En este mismo número de XLSemanal, unas páginas más adelante, les cuentan a ustedes cómo una pobre infeliz, chica guapa, simple novia y amiga de narcos llamada Sandra Ávila, víctima de una descarada operación publicitaria de las autoridades mejicanas, se comió el marrón de ser nada menos que la Reina del Pacífico, o al menos así la bautizaron ante la prensa sus aprehensores: una supuesta narcotraficante sinaloense que habría enviado toneladas de cocaína a Estados Unidos y dirigido redes de lavado de dinero y otras operaciones clandestinas. Hasta habría, tal era la coletilla clave, inspirado mi novela La Reina del Sur. Ninguno de los desmentidos que hicimos la propia interesada y yo mismo -que pasé un tiempo en Sinaloa, traté a unos cuantos narcos y jamás había tenido antes noticia de su existencia- tuvo efecto. Sandra Ávila estuvo varios años en prisión y no fue liberada hasta que una juez con sentido común dijo se acabó y la puso en la calle hace unas semanas. Aun así, el apodo de Reina del Pacífico se le quedará para lo que le resta de vida. «La novela de Pérez-Reverte y las canciones y narcocorridos que se hicieron sobre su personaje -le confesó en prisión Sandra Ávila al periodista Julio Scherer- me perjudicaron mucho.
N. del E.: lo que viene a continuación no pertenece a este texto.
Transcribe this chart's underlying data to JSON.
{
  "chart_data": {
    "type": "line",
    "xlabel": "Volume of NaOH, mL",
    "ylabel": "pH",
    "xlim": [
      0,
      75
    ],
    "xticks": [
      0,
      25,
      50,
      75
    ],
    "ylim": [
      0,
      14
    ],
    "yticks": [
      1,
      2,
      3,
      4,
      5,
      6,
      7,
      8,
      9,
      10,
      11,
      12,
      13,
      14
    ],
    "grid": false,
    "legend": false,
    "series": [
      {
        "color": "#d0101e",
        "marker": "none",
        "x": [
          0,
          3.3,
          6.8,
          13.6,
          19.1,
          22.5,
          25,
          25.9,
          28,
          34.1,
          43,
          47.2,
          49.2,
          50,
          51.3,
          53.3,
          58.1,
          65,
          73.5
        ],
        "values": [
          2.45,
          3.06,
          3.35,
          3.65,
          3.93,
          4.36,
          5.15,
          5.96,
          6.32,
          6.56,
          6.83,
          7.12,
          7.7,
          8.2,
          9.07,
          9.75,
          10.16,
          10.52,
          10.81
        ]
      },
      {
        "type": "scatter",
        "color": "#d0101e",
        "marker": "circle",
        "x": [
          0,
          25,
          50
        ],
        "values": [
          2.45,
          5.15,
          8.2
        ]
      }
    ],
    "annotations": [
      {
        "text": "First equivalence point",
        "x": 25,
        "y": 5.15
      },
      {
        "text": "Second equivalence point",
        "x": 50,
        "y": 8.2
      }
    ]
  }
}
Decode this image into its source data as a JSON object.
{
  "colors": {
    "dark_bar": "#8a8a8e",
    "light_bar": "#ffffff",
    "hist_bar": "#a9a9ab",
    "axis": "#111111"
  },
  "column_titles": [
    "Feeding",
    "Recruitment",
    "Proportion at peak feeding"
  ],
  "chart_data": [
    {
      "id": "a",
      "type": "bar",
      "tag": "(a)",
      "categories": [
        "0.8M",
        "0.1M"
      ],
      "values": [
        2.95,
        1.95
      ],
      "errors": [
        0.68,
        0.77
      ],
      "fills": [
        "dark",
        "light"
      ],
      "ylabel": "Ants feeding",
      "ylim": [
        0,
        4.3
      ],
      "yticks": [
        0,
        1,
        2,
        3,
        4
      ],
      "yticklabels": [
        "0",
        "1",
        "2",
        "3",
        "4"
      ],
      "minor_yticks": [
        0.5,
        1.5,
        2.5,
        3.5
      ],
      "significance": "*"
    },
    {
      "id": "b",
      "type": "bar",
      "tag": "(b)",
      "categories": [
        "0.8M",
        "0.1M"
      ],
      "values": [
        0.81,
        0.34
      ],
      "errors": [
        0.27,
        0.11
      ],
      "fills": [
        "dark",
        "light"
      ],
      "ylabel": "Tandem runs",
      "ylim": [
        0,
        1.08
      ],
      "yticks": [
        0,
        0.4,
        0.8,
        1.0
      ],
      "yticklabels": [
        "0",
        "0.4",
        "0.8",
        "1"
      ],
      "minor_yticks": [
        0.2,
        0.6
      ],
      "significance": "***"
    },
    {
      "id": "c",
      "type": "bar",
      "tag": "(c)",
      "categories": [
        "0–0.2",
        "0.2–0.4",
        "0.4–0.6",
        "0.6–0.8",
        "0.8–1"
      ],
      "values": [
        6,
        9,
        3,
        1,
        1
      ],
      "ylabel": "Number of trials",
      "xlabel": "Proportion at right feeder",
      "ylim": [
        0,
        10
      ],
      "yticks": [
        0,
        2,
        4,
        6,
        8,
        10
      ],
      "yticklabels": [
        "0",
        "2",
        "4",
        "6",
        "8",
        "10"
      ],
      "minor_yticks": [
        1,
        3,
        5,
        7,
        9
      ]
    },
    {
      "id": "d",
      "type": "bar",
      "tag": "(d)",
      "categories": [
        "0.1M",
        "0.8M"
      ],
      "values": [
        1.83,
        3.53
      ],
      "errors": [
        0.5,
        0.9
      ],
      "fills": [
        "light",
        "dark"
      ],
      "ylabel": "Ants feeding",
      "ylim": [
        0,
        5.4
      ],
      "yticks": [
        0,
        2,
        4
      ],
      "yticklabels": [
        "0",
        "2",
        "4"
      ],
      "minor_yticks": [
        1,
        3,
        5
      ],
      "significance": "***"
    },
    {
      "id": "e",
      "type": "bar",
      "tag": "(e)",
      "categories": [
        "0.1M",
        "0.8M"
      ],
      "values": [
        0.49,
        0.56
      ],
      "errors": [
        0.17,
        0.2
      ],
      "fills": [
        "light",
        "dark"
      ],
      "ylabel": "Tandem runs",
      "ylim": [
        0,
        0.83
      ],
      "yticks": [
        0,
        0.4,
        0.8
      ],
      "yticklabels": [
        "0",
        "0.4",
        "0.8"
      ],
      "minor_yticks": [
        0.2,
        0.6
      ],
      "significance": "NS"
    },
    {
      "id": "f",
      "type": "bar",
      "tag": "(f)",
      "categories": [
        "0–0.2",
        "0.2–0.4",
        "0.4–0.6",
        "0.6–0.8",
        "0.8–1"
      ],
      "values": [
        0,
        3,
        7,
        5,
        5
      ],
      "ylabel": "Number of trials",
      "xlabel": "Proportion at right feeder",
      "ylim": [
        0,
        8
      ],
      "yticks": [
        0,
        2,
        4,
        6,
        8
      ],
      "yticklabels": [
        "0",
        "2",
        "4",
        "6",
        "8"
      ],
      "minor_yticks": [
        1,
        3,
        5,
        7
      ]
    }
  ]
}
Se corrió el bulo de que se había inspirado en mí, me dieron una importancia que no tenía, y sufrí las consecuencias».
El caso de Sandra Ávila, dramático en lo que a ella se refiere, no es único. Desde que existe la literatura, muchos personajes de ficción han pasado la frontera de lo imaginado por el autor para instalarse en una realidad imaginada por los lectores. Esto ha ocurrido en innumerables ocasiones, tanto con personajes reales en los que, con más o menos verdad, se inspiraron entes de ficción, como con personajes ficticios asentados en la imaginación del público hasta considerarse encarnaduras reales. Un buen ejemplo de los auténticos es Charles de Batz Castemore, en cuya vida se inspiró Alejandro Dumas para crear el D'Artagnan de Los tres mosqueteros; y quizá el caso más notable de los imaginados sea Sherlock Holmes, de cuyo museo londinense es casi imposible salir sin la certeza de que él y su colega el doctor Watson existieron realmente. Unos inmortales Holmes y Watson, valga el ejemplo, a los que Javier Marías y yo, cuando andamos de cena o paseando mientas él consume cigarrillo tras cigarrillo, solemos referirnos, con toda naturalidad, como a dos viejos amigos absolutamente reales.
En mi modesta parcela personal, y salvando las siderales distancias con Dumas y Conan Doyle, también se han dado un par de casos. Quizá el más notable sea el capitán Alatriste, cuya existencia real -incluso hay en el Madrid de los Austrias un buen restaurante con su nombre, con el que no tengo nada que ver- dan muchos lectores por cierta, incluida la ingenua directora de un importante centro hispanista de París, que hace tiempo me escribió preguntándome muy formal cómo podía consultar el manuscrito original de las memorias de Íñigo Balboa -Papeles del alférez Balboa- que, según afirmo malvado en alguna de mis novelas, se conserva en la Biblioteca Nacional de Madrid.
Sin embargo, el episodio más fascinante de mi vida en lo que a ficción-realidad se refiere lo viví en Culiacán, Sinaloa, cuando al socaire del éxito de La Reina del Sur regresé allí para que los periodistas Carmen Aristegui y Javier Solórzano realizaran un documental sobre los escenarios de la novela. Estábamos grabando a las cambiadoras de dólares de la calle Juárez, frente al mercadito Buelna -doladeras las llaman, con esa magnífica facilidad mejicana para el neologismo eficaz-, donde la protagonista de mi novela había empezado su azarosa carrera, antes de conocer al Güero Dávila y meterse en líos. Estábamos en eso, platicando con las chicas entre campesinos que bajaban en autobuses de la sierra y narcos que detenían sus Cheyennes, Avalanches y Silverados con los Tigres del Norte atronando por las ventanillas -«Voy a cantar un corrido / escuchen muy bien mis compas / para la Reina del Sur / traficante muy famosa»-, cuando una de las jefas, madura y todavía de buen ver, muy chula y maquillada, se acercó al ver las cámaras. «¿Sobre qué hacen esto?», preguntó, suspicaz. «Sobre la Reina del Sur», respondió Carmen Aristegui. Y entonces, a la doladera jefe se le iluminó la cara, sonrió entusiasmada, señaló un lugar detrás de ella y dijo: «¿Teresita Mendoza, la que se fue a España?... ¿La Tere?... Yo la conocí, y buena amiga mía que era. ¡En esa esquina se ponía!».